Das Gebiet war 42 Hektar groß, lag nahe der Elbe und schien weit genug von der Ortschaft Geesthacht entfernt, um Sicherheitsbedenken auszuschließen. Der Krümmel gehörte ehedem zum Gutsbezirk des Grafen Kielmannsegge.

Die Erlaubnis, Nitroglycerin zu produzieren, erteilte die Königlich-Preussische-Herzogliche Lauenburger Regierung. Es war nicht die erste Nitroglycerinfabrik Nobels, aber es war die erste, in der er die Aktienmehrheit hielt und die daher den Namen "Alfred Nobel & Co." trug.

Teilhaber der Firma waren verschiedene Hamburger Kaufleute und Finanziers, darunter das Unternehmen Wilhelm und Theodor Winkler und der Wirtschaftsjurist Dr. C. E. Bandmann. Das Büro der Firma war in der Bergstraße 10 in Hamburg untergebracht. Bei der Nitroglycerinfabrik auf dem Krümmel befand sich Nobels Laboratorium.

Kupferstich der ersten Fabrikanlage (um 1880)

Die Dorfschaft Geesthacht auf einer Karte von 1754

Nitroglycerin ist ein hochbrisanter Sprengstoff. Die meisten Unfälle ereigneten sich bei seiner Herstellung, bei seinem Transport und bei unsachgemäßer Handhabung.

Der französische Regisseur Henri-Georges Clouzot machte 1952 in seinem Klassiker "Lohn der Angst" (mit Yves Montand und Charles Vanel) die Gefahr des Transportes von Nitroglycerin zum Thema.

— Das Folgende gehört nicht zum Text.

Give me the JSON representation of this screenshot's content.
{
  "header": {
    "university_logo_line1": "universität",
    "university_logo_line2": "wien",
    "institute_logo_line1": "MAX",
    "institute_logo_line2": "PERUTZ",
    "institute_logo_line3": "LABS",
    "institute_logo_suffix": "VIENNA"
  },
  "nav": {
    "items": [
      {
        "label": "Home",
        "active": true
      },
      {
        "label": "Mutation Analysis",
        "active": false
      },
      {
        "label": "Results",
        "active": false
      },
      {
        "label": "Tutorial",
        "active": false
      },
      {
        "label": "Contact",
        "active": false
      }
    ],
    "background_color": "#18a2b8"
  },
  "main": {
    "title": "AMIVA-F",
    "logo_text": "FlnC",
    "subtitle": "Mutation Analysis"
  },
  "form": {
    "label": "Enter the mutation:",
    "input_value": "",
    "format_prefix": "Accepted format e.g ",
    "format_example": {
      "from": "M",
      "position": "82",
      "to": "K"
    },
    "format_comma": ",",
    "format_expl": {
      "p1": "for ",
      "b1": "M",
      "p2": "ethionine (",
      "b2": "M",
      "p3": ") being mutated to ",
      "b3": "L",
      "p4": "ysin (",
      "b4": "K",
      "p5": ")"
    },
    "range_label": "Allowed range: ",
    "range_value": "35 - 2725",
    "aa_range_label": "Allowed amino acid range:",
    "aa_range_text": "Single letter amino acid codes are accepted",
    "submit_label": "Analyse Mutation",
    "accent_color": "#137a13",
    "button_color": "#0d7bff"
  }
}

Mit dem Sprengstoff sollte in Clouzots Film das Feuer auf einem Erdölfeld zum Erlöschen gebracht werden.

Schon die erste Abbildung der Fabrikanlage läßt erkennen, dass die Gebäude zur Herstellung und Lagerung des Sprengöls auseinanderlagen und von Schutzwällen umgeben waren. Der Schaden, der bei einer Explosion entstand, blieb so auf das isolierte Gebäude beschränkt.

Das Transportproblem wollte Nobel umgehen, indem er in verschiedenen Ländern Nitroglycerinproduktionen gründete und sich dort jeweils sein Herstellungsverfahren patentieren ließ. Um der unsachgemäßen Handhabung des Sprengöls entgegenzuwirken, versandte Nobel genaue Beschreibungen und Gebrauchsanweisungen des Stoffes an Kunden und potentielle Abnehmer. Außerdem reiste er mit Proben zu Bergwerken und Baustellen, um Vorführungen seines Sprengstoffes zu geben. Zu seinen Interessenten gehörte natürlich auch das Militär.

Nobel hielt sich 1866 in den USA auf, als die Fabrik auf dem Krümmel zum ersten Mal explodierte. Dies war der Anlass für Nobel, seine Experimente zur Phlegmatisierung des Nitroglycerins wiederaufzunehmen. Das Ergebnis seiner Versuche in der Krümmeler Anlage war eine Mischung aus Nitroglycerin und Kieselgur. Nobel nannte den neuen Sprengstoff Dynamit und erwarb Patente zu seiner Herstellung in verschiedenen Ländern. Es folgten weitere Erfindungen, darunter 1875 die "Sprenggelatine".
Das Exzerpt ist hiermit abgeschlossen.